Настоящее имя Юры – Евгений (Юра – домашнее имя). В Москве, в Государственном институте театрального искусства на мемориальной доске есть и его имя. Евгений Абрамович Арго.Справка о включении семьи Шор в эшелон эвакуируемых
Жили в интернате три брата: Юник, Радик и маленький Марк, с неправдоподобными ресницами. Отец братьев, писатель Арон Кушнирович, был на фронте, мать с детьми в Чистополе. Уже перед самым возвращением в Москву Юника призвали в армию. Родные получили от него одно-единственное письмо… Мало кто из призывников той поры (1924–1925 годов рождения) остались в живых. Помню, как перед отъездом Юник сказал: «Не знаю, как я буду убивать людей…» – «Но ведь они фашисты!» – захлебнулась я. – «Не все же немцы фашисты, – ответил Юник, глядя на меня сверху вниз. – Есть и антифашисты, есть и запуганные, и запутавшиеся, и просто военнообязанные».
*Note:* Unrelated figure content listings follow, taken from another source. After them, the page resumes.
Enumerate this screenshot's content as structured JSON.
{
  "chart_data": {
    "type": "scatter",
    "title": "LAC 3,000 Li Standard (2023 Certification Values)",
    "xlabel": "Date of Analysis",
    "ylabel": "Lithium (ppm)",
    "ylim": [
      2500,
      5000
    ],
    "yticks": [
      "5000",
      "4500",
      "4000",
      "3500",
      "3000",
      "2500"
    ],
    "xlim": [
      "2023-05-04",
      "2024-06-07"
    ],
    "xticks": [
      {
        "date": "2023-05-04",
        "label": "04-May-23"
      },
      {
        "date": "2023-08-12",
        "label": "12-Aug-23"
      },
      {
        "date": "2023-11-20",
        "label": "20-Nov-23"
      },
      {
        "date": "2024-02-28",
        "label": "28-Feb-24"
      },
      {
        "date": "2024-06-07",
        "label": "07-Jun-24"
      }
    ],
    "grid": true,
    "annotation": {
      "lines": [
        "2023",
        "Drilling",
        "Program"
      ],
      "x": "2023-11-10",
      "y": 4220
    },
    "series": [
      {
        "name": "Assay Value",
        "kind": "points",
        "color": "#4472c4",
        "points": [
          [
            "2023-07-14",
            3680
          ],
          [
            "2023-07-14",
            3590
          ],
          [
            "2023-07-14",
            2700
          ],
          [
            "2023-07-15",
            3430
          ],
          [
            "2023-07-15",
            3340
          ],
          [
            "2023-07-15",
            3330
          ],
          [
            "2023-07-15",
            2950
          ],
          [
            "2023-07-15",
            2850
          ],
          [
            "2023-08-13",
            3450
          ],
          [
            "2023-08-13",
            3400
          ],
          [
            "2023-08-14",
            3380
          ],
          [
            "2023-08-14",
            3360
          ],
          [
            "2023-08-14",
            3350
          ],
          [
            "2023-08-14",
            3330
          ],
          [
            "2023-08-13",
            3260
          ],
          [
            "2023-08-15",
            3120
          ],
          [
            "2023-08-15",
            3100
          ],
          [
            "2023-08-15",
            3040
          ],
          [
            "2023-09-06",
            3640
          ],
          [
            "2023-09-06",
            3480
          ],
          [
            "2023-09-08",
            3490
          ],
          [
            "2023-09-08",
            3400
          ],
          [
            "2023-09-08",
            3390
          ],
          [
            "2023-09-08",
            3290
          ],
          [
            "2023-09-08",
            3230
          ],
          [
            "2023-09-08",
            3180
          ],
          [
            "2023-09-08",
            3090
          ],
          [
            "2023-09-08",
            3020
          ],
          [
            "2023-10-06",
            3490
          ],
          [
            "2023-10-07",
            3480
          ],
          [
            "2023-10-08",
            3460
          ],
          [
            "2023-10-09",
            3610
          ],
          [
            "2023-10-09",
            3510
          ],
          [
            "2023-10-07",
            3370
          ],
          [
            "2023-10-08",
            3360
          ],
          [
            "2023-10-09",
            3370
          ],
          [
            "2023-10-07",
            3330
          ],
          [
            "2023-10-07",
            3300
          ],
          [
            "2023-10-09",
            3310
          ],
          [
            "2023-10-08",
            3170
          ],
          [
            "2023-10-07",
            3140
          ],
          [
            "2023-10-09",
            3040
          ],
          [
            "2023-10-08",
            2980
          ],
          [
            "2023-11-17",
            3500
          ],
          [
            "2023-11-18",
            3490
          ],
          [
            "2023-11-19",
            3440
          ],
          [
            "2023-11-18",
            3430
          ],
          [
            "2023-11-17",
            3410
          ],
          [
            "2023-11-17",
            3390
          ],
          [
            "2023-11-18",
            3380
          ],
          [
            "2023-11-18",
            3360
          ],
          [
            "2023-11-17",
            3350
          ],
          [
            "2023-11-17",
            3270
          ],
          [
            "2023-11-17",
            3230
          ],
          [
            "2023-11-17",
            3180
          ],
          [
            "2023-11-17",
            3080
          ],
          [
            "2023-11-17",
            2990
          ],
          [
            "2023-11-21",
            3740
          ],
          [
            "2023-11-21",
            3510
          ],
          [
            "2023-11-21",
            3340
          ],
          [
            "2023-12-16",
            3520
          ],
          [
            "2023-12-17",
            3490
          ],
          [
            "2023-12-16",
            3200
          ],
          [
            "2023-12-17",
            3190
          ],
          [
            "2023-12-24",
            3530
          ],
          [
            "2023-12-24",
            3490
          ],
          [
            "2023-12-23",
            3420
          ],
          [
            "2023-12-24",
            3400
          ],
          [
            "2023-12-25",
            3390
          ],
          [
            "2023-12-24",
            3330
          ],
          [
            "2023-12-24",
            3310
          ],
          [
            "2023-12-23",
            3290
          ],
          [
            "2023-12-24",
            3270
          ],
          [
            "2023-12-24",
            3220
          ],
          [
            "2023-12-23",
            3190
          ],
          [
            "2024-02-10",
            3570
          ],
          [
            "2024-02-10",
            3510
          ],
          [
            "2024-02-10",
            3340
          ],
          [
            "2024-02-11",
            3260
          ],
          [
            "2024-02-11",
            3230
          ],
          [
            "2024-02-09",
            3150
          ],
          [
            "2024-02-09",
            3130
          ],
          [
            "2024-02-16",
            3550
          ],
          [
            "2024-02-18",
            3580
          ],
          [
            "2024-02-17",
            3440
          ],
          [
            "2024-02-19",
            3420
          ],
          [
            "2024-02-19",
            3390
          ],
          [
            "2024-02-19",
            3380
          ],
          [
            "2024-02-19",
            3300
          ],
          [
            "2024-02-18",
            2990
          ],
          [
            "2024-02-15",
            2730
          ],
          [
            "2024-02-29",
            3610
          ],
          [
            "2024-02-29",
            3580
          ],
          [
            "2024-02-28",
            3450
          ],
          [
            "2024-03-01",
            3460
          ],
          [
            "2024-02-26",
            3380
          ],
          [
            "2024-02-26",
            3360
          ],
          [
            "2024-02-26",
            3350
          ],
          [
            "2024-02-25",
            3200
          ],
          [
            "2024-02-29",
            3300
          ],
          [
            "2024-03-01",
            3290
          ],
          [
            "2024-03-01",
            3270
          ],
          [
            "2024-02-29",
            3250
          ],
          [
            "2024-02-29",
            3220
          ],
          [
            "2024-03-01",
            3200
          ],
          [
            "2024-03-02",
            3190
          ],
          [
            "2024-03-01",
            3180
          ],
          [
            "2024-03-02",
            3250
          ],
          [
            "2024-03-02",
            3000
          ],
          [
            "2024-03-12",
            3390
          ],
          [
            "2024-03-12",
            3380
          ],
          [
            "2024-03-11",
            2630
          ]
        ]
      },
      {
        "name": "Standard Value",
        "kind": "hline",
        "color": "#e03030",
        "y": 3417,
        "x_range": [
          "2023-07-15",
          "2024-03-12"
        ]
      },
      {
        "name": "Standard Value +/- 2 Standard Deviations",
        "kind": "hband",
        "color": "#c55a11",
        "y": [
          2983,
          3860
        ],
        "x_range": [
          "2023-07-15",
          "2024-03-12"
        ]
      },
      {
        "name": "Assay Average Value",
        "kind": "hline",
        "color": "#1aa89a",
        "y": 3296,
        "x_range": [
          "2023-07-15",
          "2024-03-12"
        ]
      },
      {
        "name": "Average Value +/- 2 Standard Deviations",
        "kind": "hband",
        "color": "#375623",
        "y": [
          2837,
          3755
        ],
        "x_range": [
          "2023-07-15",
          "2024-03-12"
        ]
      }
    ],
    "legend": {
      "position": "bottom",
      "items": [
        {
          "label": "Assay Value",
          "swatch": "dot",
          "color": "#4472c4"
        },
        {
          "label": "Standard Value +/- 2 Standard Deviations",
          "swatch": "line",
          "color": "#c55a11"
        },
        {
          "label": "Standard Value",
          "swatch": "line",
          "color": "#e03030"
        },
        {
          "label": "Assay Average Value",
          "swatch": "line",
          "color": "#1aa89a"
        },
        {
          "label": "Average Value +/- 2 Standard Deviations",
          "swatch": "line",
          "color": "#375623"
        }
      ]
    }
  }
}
Сегодня это понимают все, но тогда… О, это не детская мысль. Юник был чуть старше меня, а мне шел семнадцатый год. В нем была удивительная для юного возраста нравственная зрелость. Через много лет мы с его матерью случайно встретились на улице. Она посмотрела на меня взрослую: «Помнишь его?» – и разрыдалась.
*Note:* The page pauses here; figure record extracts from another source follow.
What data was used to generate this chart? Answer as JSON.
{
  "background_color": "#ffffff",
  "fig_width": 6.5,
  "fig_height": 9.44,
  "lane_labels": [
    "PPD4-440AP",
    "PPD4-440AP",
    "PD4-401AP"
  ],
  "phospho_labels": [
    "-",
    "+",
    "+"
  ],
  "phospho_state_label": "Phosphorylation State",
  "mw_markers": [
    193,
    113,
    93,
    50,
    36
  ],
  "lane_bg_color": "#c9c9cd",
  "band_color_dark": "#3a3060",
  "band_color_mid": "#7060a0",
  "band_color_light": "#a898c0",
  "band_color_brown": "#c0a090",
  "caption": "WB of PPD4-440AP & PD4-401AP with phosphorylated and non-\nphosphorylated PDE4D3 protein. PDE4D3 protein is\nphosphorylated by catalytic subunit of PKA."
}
Я вспоминала Юника в послевоенные годы, когда пленные немцы сажали на улицах деревья, укладывали асфальт, а прохожие москвичи с беззлобным любопытством заговаривали с ними. Меня это поражало! Но, коль скоро я в этом призналась и как бы продолжая разговор с Юником, не могу не вспомнить Гришу (Грегора), сына немецкого писателя-антифашиста Альфреда Куреллы, и его мать Маргариту Вильгельмовну. Гриша жил в интернате и, как все мы, по нескольку раз в день слушал сводки Совинформбюро. Мы, дети, обсуждали только что услышанное: «Немцы взяли… немцы вошли…» Гриша громко, но внешне совершенно спокойно, поправлял: «Не немцы, а фашисты». Он поправлял всегда, и всегда спокойно… Его мать Маргарита Вильгельмовна была замечательным врачом. Многих тяжелобольных вернула она к жизни, многим раненым возвратила трудоспособность. Ее воля, терпение и бескорыстие вызывали восхищение. Коллеги в госпитале высоко ценили ее. Но раненые, которых она спасала, смотрели на нее с недоверием и неприязнью. Еще бы – немка, говорящая по-русски с сильным немецким акцентом! Это было ей очень тяжело, но она относилась к этому с пониманием.